While South Africa still retains some Pepfar funding that comes from the Centres for Disease Control, beneficiaries are bracing for this to come to an end. According to Wilkinson, the Pepfar grants of most Centres for Disease Control-funded organisations come to an end in September. For some, the money stops at the end of this month.

In the meantime, if the South African government has any clear plan for how to manage the crisis, it’s certainly not making it public.

In response to our questions about whether the health department would be supporting key population centres, the department’s spokesperson, Foster Mohale, said: “For now we urge all people living with HIV/Aids and TB to continue with treatment at public health facilities.”

When pressed for details about the department’s plans for dealing with the US cuts, Mohale simply said that they could not reveal specifics at this stage and that “this is a work in progress”.

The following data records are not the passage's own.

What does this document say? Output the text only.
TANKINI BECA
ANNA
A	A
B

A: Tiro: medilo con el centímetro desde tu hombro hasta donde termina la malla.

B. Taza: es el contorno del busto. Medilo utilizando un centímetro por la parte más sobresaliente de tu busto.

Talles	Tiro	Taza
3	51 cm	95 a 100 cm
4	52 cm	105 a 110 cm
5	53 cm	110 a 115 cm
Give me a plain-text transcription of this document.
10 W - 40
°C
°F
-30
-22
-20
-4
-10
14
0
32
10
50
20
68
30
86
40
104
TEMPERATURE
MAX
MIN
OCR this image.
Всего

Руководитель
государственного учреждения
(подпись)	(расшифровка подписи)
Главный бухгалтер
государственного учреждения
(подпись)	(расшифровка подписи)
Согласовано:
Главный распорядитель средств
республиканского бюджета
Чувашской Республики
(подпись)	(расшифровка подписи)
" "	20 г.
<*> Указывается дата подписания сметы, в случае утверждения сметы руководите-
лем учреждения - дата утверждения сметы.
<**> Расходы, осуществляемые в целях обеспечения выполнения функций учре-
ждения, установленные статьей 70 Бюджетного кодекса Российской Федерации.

In his budget speech in Parliament, Finance Minister Enoch Godongwana did not announce any funding to cover the gap left by the abrupt end of US support for the country’s HIV response. Prior to the speech, Godongwana told reporters in a briefing that the health department would assist with some of the shortfall, but no further information could be provided. DM 

First published by Spotlight and GroundUp.

Note: The Gates Foundation is mentioned in this article. Spotlight receives funding from the Gates Foundation, but is editorially independent – an independence that the editors guard jealously. Spotlight is a member of the South African Press Council and subject to the South African Press Code.